Strategic planning is also an effective method through which the health of aboriginals and Torres Strait islander people can be addressed. The process entails situational analysis, strategic formulation and strategic implementation (Swayne, Duncan & Ginter, 2012). In carrying out situational analysis, the organization can scan both the internal and external environment to unravel issues affecting indigenous health such as the lack of access to primary care, cultural issues and discrimination. After understanding these issues, strategies are crafted for cultural integration, improving access to healthcare and broadening the scope on indigenous healthcare facilities. Strategies can then be implemented to ensure that aboriginal and strait islander people have better health status overall. Examples of strategies in this regard include provision of culturally appropriate services in non-indigenous health facilities and integration of Aboriginals and strait islander people into the provision, planning and design of healthcare services (Howard et al., 2014). Strategic planning is therefore an effective tool that the workplace can adopt in addressing the health of indigenous people. 

Conclusion

In conclusion, it is important to note that indigenous population is a major issue in the Australian Healthcare System. First, there is low life expectancy and poor quality life amongst the aboriginal and strait islander people due to a huge burden of chronic diseases. Additionally, there are contextual and historical issues contributing to ill health besides issues of access and equity of care.

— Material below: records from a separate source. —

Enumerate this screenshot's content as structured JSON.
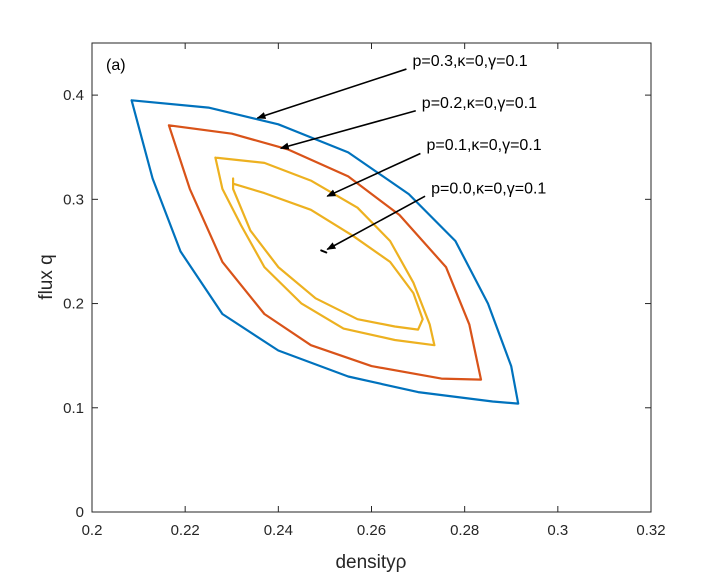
{
  "chart_data": {
    "type": "line",
    "panel_label": "(a)",
    "xlabel": "densityρ",
    "ylabel": "flux q",
    "xlim": [
      0.2,
      0.32
    ],
    "ylim": [
      0,
      0.45
    ],
    "xticks": [
      0.2,
      0.22,
      0.24,
      0.26,
      0.28,
      0.3,
      0.32
    ],
    "xtick_labels": [
      "0.2",
      "0.22",
      "0.24",
      "0.26",
      "0.28",
      "0.3",
      "0.32"
    ],
    "yticks": [
      0,
      0.1,
      0.2,
      0.3,
      0.4
    ],
    "ytick_labels": [
      "0",
      "0.1",
      "0.2",
      "0.3",
      "0.4"
    ],
    "series": [
      {
        "name": "p=0.3",
        "color": "#0072BD",
        "points": [
          [
            0.2085,
            0.395
          ],
          [
            0.225,
            0.388
          ],
          [
            0.24,
            0.372
          ],
          [
            0.255,
            0.345
          ],
          [
            0.268,
            0.305
          ],
          [
            0.278,
            0.26
          ],
          [
            0.285,
            0.2
          ],
          [
            0.29,
            0.14
          ],
          [
            0.2915,
            0.104
          ],
          [
            0.286,
            0.106
          ],
          [
            0.27,
            0.115
          ],
          [
            0.255,
            0.13
          ],
          [
            0.24,
            0.155
          ],
          [
            0.228,
            0.19
          ],
          [
            0.219,
            0.25
          ],
          [
            0.213,
            0.32
          ],
          [
            0.2085,
            0.395
          ]
        ]
      },
      {
        "name": "p=0.2",
        "color": "#D95319",
        "points": [
          [
            0.2165,
            0.371
          ],
          [
            0.23,
            0.363
          ],
          [
            0.242,
            0.348
          ],
          [
            0.255,
            0.322
          ],
          [
            0.266,
            0.285
          ],
          [
            0.276,
            0.235
          ],
          [
            0.281,
            0.18
          ],
          [
            0.2835,
            0.127
          ],
          [
            0.275,
            0.128
          ],
          [
            0.26,
            0.14
          ],
          [
            0.247,
            0.16
          ],
          [
            0.237,
            0.19
          ],
          [
            0.228,
            0.24
          ],
          [
            0.221,
            0.31
          ],
          [
            0.2165,
            0.371
          ]
        ]
      },
      {
        "name": "p=0.1",
        "color": "#EDB120",
        "points": [
          [
            0.2265,
            0.34
          ],
          [
            0.237,
            0.335
          ],
          [
            0.247,
            0.318
          ],
          [
            0.257,
            0.292
          ],
          [
            0.264,
            0.26
          ],
          [
            0.269,
            0.22
          ],
          [
            0.2725,
            0.18
          ],
          [
            0.2735,
            0.16
          ],
          [
            0.265,
            0.165
          ],
          [
            0.254,
            0.176
          ],
          [
            0.245,
            0.2
          ],
          [
            0.237,
            0.235
          ],
          [
            0.232,
            0.275
          ],
          [
            0.228,
            0.31
          ],
          [
            0.2265,
            0.34
          ]
        ]
      },
      {
        "name": "p=0.1 inner",
        "color": "#EDB120",
        "points": [
          [
            0.2303,
            0.32
          ],
          [
            0.2303,
            0.31
          ],
          [
            0.234,
            0.27
          ],
          [
            0.24,
            0.235
          ],
          [
            0.248,
            0.205
          ],
          [
            0.257,
            0.185
          ],
          [
            0.265,
            0.178
          ],
          [
            0.27,
            0.175
          ],
          [
            0.271,
            0.185
          ],
          [
            0.269,
            0.21
          ],
          [
            0.264,
            0.24
          ],
          [
            0.256,
            0.265
          ],
          [
            0.247,
            0.29
          ],
          [
            0.237,
            0.306
          ],
          [
            0.2303,
            0.315
          ]
        ]
      },
      {
        "name": "p=0.0",
        "color": "#000000",
        "points": [
          [
            0.2492,
            0.251
          ],
          [
            0.2503,
            0.249
          ]
        ]
      }
    ],
    "annotations": [
      {
        "text": "p=0.3,κ=0,γ=0.1",
        "text_xy": [
          0.2688,
          0.4325
        ],
        "arrow_from": [
          0.2675,
          0.425
        ],
        "arrow_to": [
          0.2355,
          0.378
        ]
      },
      {
        "text": "p=0.2,κ=0,γ=0.1",
        "text_xy": [
          0.2708,
          0.3925
        ],
        "arrow_from": [
          0.2695,
          0.385
        ],
        "arrow_to": [
          0.2405,
          0.349
        ]
      },
      {
        "text": "p=0.1,κ=0,γ=0.1",
        "text_xy": [
          0.2718,
          0.352
        ],
        "arrow_from": [
          0.2705,
          0.344
        ],
        "arrow_to": [
          0.2505,
          0.303
        ]
      },
      {
        "text": "p=0.0,κ=0,γ=0.1",
        "text_xy": [
          0.2728,
          0.3105
        ],
        "arrow_from": [
          0.2715,
          0.303
        ],
        "arrow_to": [
          0.2505,
          0.252
        ]
      }
    ]
  }
}
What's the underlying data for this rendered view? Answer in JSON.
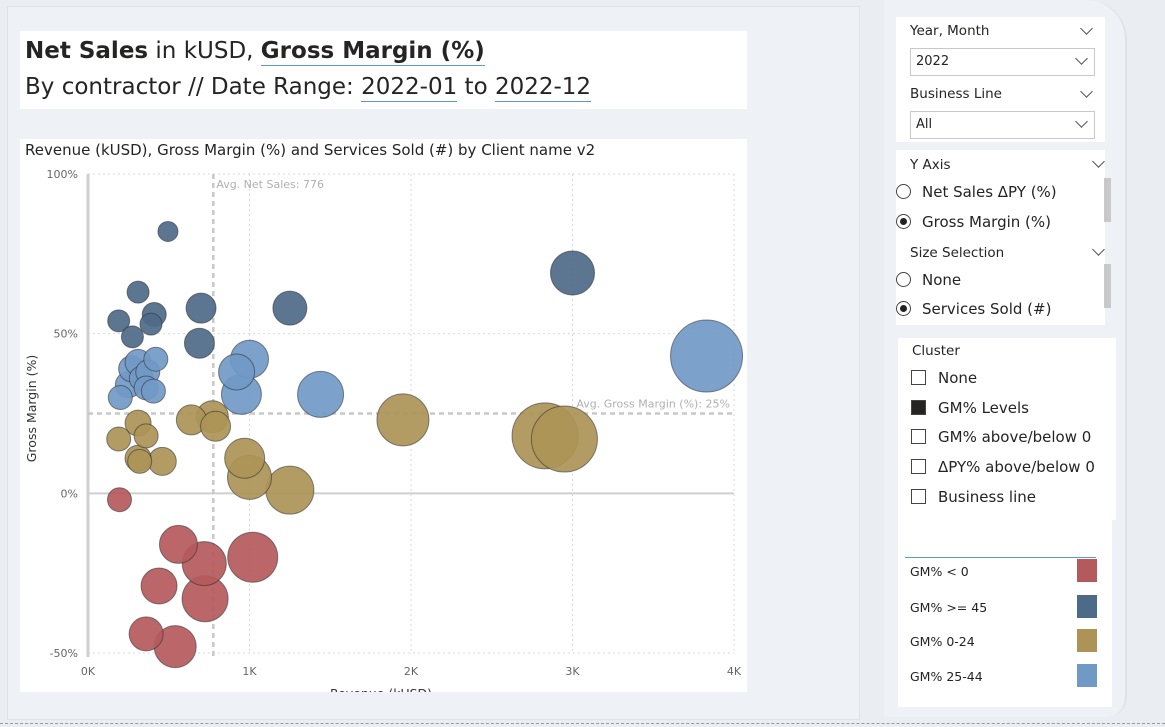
{
  "header": {
    "net_sales": "Net Sales",
    "in_kusd": " in kUSD, ",
    "gross_margin": "Gross Margin (%)",
    "by_contractor": "By contractor // Date Range: ",
    "date_from": "2022-01",
    "to": " to ",
    "date_to": "2022-12"
  },
  "filters": {
    "year_month": {
      "label": "Year, Month",
      "value": "2022"
    },
    "business_line": {
      "label": "Business Line",
      "value": "All"
    }
  },
  "y_axis_slicer": {
    "label": "Y Axis",
    "options": [
      {
        "label": "Net Sales ΔPY (%)",
        "selected": false
      },
      {
        "label": "Gross Margin (%)",
        "selected": true
      }
    ]
  },
  "size_slicer": {
    "label": "Size Selection",
    "options": [
      {
        "label": "None",
        "selected": false
      },
      {
        "label": "Services Sold (#)",
        "selected": true
      }
    ]
  },
  "cluster_slicer": {
    "label": "Cluster",
    "options": [
      {
        "label": "None",
        "checked": false
      },
      {
        "label": "GM% Levels",
        "checked": true
      },
      {
        "label": "GM% above/below 0",
        "checked": false
      },
      {
        "label": "ΔPY% above/below 0",
        "checked": false
      },
      {
        "label": "Business line",
        "checked": false
      }
    ]
  },
  "legend": [
    {
      "label": "GM% < 0",
      "color": "#b55a5c"
    },
    {
      "label": "GM% >= 45",
      "color": "#4e6a89"
    },
    {
      "label": "GM% 0-24",
      "color": "#ad9456"
    },
    {
      "label": "GM% 25-44",
      "color": "#7199c6"
    }
  ],
  "chart_data": {
    "type": "scatter",
    "title": "Revenue (kUSD), Gross Margin (%) and Services Sold (#) by Client name v2",
    "xlabel": "Revenue (kUSD)",
    "ylabel": "Gross Margin (%)",
    "xlim": [
      0,
      4000
    ],
    "ylim": [
      -55,
      100
    ],
    "x_ticks": [
      {
        "value": 0,
        "label": "0K"
      },
      {
        "value": 1000,
        "label": "1K"
      },
      {
        "value": 2000,
        "label": "2K"
      },
      {
        "value": 3000,
        "label": "3K"
      },
      {
        "value": 4000,
        "label": "4K"
      }
    ],
    "y_ticks": [
      {
        "value": -50,
        "label": "-50%"
      },
      {
        "value": 0,
        "label": "0%"
      },
      {
        "value": 50,
        "label": "50%"
      },
      {
        "value": 100,
        "label": "100%"
      }
    ],
    "reference_lines": [
      {
        "axis": "x",
        "value": 776,
        "label": "Avg. Net Sales: 776"
      },
      {
        "axis": "y",
        "value": 25,
        "label": "Avg. Gross Margin (%): 25%"
      }
    ],
    "series": [
      {
        "name": "GM% < 0",
        "color": "#b55a5c",
        "points": [
          {
            "x": 195,
            "y": -2,
            "size": 12
          },
          {
            "x": 560,
            "y": -16,
            "size": 19
          },
          {
            "x": 720,
            "y": -22,
            "size": 22
          },
          {
            "x": 1020,
            "y": -20,
            "size": 25
          },
          {
            "x": 440,
            "y": -29,
            "size": 18
          },
          {
            "x": 725,
            "y": -33,
            "size": 23
          },
          {
            "x": 360,
            "y": -44,
            "size": 17
          },
          {
            "x": 540,
            "y": -48,
            "size": 21
          }
        ]
      },
      {
        "name": "GM% >= 45",
        "color": "#4e6a89",
        "points": [
          {
            "x": 495,
            "y": 82,
            "size": 10
          },
          {
            "x": 310,
            "y": 63,
            "size": 11
          },
          {
            "x": 700,
            "y": 58,
            "size": 15
          },
          {
            "x": 1250,
            "y": 58,
            "size": 17
          },
          {
            "x": 3000,
            "y": 69,
            "size": 22
          },
          {
            "x": 190,
            "y": 54,
            "size": 11
          },
          {
            "x": 410,
            "y": 56,
            "size": 12
          },
          {
            "x": 390,
            "y": 53,
            "size": 11
          },
          {
            "x": 275,
            "y": 49,
            "size": 11
          },
          {
            "x": 690,
            "y": 47,
            "size": 15
          }
        ]
      },
      {
        "name": "GM% 0-24",
        "color": "#ad9456",
        "points": [
          {
            "x": 310,
            "y": 22,
            "size": 13
          },
          {
            "x": 190,
            "y": 17,
            "size": 12
          },
          {
            "x": 360,
            "y": 18,
            "size": 12
          },
          {
            "x": 640,
            "y": 23,
            "size": 15
          },
          {
            "x": 770,
            "y": 24,
            "size": 16
          },
          {
            "x": 790,
            "y": 21,
            "size": 15
          },
          {
            "x": 310,
            "y": 11,
            "size": 13
          },
          {
            "x": 320,
            "y": 10,
            "size": 12
          },
          {
            "x": 460,
            "y": 10,
            "size": 14
          },
          {
            "x": 970,
            "y": 11,
            "size": 20
          },
          {
            "x": 1000,
            "y": 5,
            "size": 22
          },
          {
            "x": 1250,
            "y": 1,
            "size": 24
          },
          {
            "x": 1950,
            "y": 23,
            "size": 26
          },
          {
            "x": 2830,
            "y": 18,
            "size": 33
          },
          {
            "x": 2950,
            "y": 17,
            "size": 33
          }
        ]
      },
      {
        "name": "GM% 25-44",
        "color": "#7199c6",
        "points": [
          {
            "x": 200,
            "y": 30,
            "size": 12
          },
          {
            "x": 250,
            "y": 34,
            "size": 13
          },
          {
            "x": 270,
            "y": 39,
            "size": 13
          },
          {
            "x": 310,
            "y": 41,
            "size": 13
          },
          {
            "x": 330,
            "y": 36,
            "size": 12
          },
          {
            "x": 370,
            "y": 38,
            "size": 12
          },
          {
            "x": 360,
            "y": 33,
            "size": 12
          },
          {
            "x": 420,
            "y": 42,
            "size": 12
          },
          {
            "x": 405,
            "y": 32,
            "size": 12
          },
          {
            "x": 920,
            "y": 38,
            "size": 18
          },
          {
            "x": 1000,
            "y": 42,
            "size": 19
          },
          {
            "x": 950,
            "y": 31,
            "size": 20
          },
          {
            "x": 1440,
            "y": 31,
            "size": 23
          },
          {
            "x": 3830,
            "y": 43,
            "size": 36
          }
        ]
      }
    ]
  }
}
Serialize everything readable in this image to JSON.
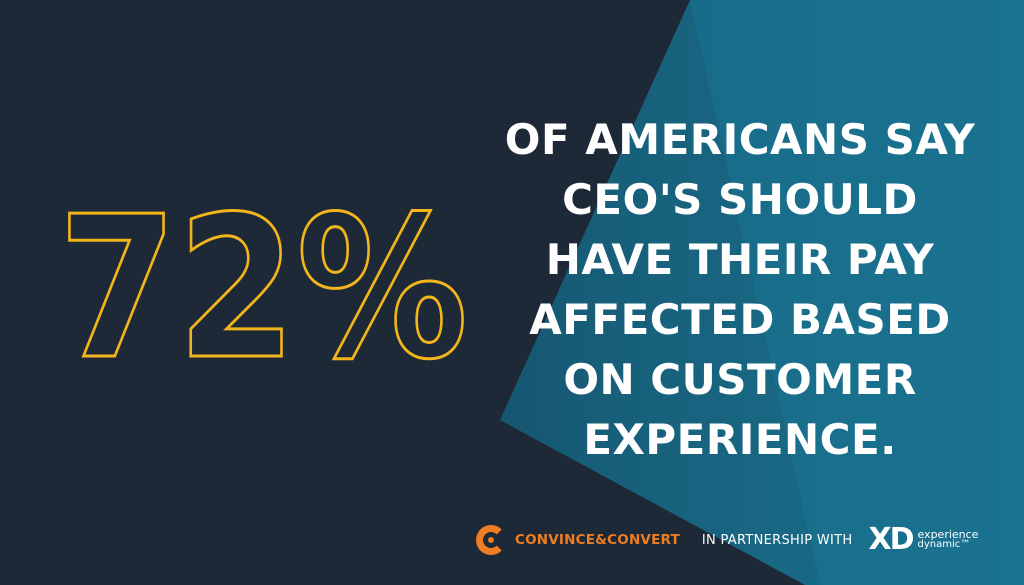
{
  "stat": {
    "value": "72%"
  },
  "headline": {
    "lines": [
      "OF AMERICANS SAY",
      "CEO'S SHOULD",
      "HAVE THEIR PAY",
      "AFFECTED BASED",
      "ON CUSTOMER",
      "EXPERIENCE."
    ]
  },
  "footer": {
    "brand_left": "CONVINCE&CONVERT",
    "partnership_text": "IN PARTNERSHIP WITH",
    "brand_right_mark": "XD",
    "brand_right_line1": "experience",
    "brand_right_line2": "dynamic™"
  },
  "colors": {
    "background": "#1e2938",
    "accent_teal": "#1a7391",
    "stat_outline": "#f2b51c",
    "brand_orange": "#ef7d22",
    "text": "#ffffff"
  },
  "icons": {
    "left_logo": "convince-convert-c-icon",
    "right_logo": "xd-logo"
  }
}
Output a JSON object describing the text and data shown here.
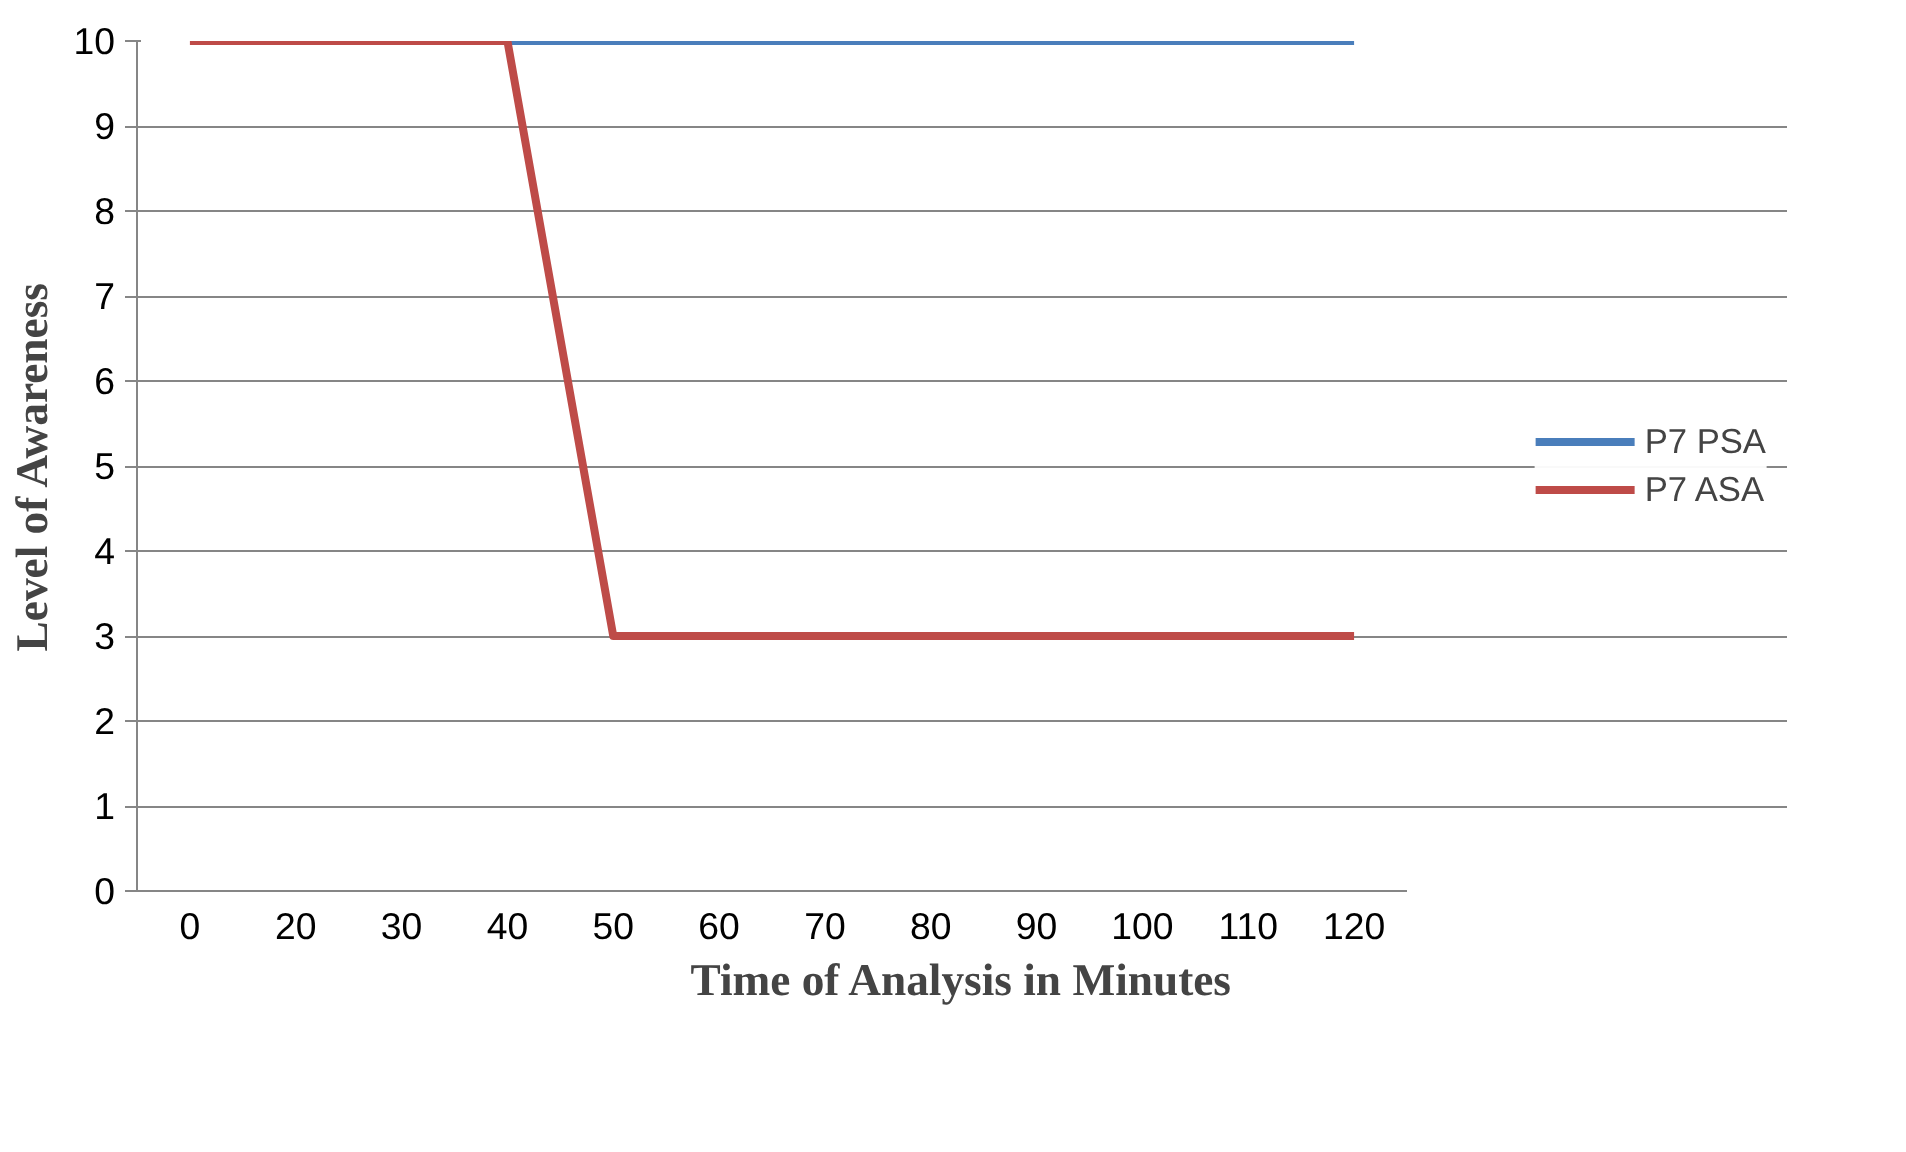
{
  "chart_data": {
    "type": "line",
    "xlabel": "Time of Analysis in Minutes",
    "ylabel": "Level of Awareness",
    "categories": [
      "0",
      "20",
      "30",
      "40",
      "50",
      "60",
      "70",
      "80",
      "90",
      "100",
      "110",
      "120"
    ],
    "series": [
      {
        "name": "P7 PSA",
        "color": "#4a7ebb",
        "values": [
          null,
          null,
          null,
          10,
          10,
          10,
          10,
          10,
          10,
          10,
          10,
          10
        ]
      },
      {
        "name": "P7 ASA",
        "color": "#be4b48",
        "values": [
          10,
          10,
          10,
          10,
          3,
          3,
          3,
          3,
          3,
          3,
          3,
          3
        ]
      }
    ],
    "ylim": [
      0,
      10
    ],
    "yticks": [
      0,
      1,
      2,
      3,
      4,
      5,
      6,
      7,
      8,
      9,
      10
    ],
    "grid": "y",
    "legend": "right",
    "marker": "none",
    "line_style": "solid"
  }
}
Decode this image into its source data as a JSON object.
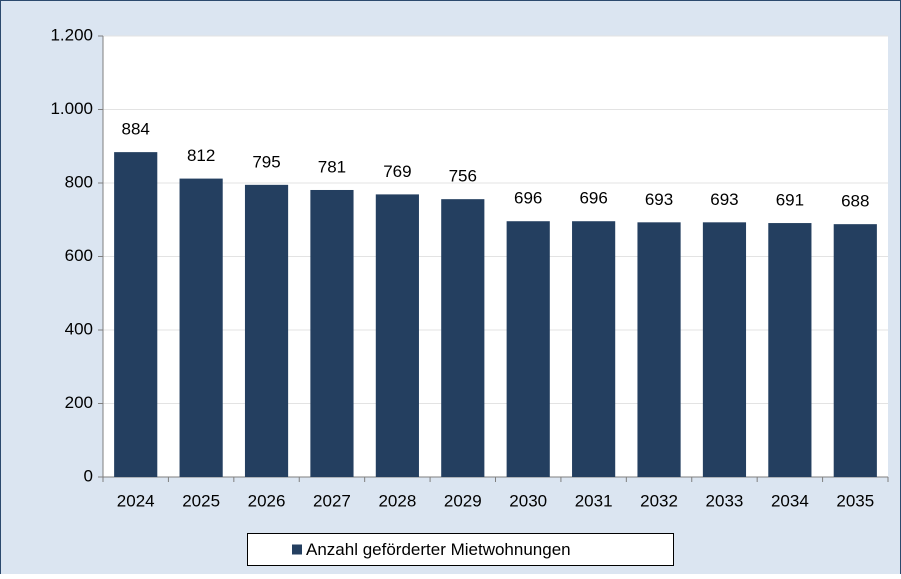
{
  "chart_data": {
    "type": "bar",
    "categories": [
      "2024",
      "2025",
      "2026",
      "2027",
      "2028",
      "2029",
      "2030",
      "2031",
      "2032",
      "2033",
      "2034",
      "2035"
    ],
    "series": [
      {
        "name": "Anzahl geförderter Mietwohnungen",
        "color": "#243f60",
        "values": [
          884,
          812,
          795,
          781,
          769,
          756,
          696,
          696,
          693,
          693,
          691,
          688
        ]
      }
    ],
    "ylim": [
      0,
      1200
    ],
    "yticks": [
      0,
      200,
      400,
      600,
      800,
      {
        "value": 1000,
        "label": "1.000"
      },
      {
        "value": 1200,
        "label": "1.200"
      }
    ],
    "grid": true,
    "legend": "bottom"
  }
}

By virtue of the need for strategy, the long term nature of the problem and its effect on the goals of the Australian health system, indigenous healthcare qualifies as a strategic issue. It can be addressed at the national level through a national strategy, quality recordkeeping, and a human rights approach. At the organizational/workplace level, there is need to apply the strategic management framework, especially strategic thinking and strategic planning. These measures collectively address the problematic indigenous health on the long term. 

References

Australian Human Rights Commission. (2012). Achieving Aboriginal and Torres Strait Islander Health equality within a generation–A human Rights based approach. 2005 Social Justice Report.

Ginter, P. M., Duncan, W. J., Swayne, L. E., & ebrary, I. (2013). Strategic management of health care organizations. In P.M. Ginter, W.D. Duncan & L.E. Swayne (Eds), The nature of strategic management (pp. 3-33). San Francisco, CA: Jossey-Bass.

HealthInfoNet, A. I. (2017). Summary of Aboriginal and Torres Strait Islander health. NSW229(31), 3-0.

Howard, M., Ingram, S., Liu, H., Mentha, R., & Peiris, D. (2014). To your door: Factors that influence Aboriginal and Torres Strait Islander peoples seeking care. Kanyini Qualitative Study Monograph Series1.

Swayne, L. E., Duncan, W. J., & Ginter, P. M. (2012). Strategic management of health care organizations. John Wiley & Sons.

Van Gaans, D., Ahmed, S., D’Onise, K., Taylor, S. M., & McDermott, R. (2016). Managing Aboriginal and Torres Strait Islander Data for Public Health Research. Online journal of public health informatics8(3).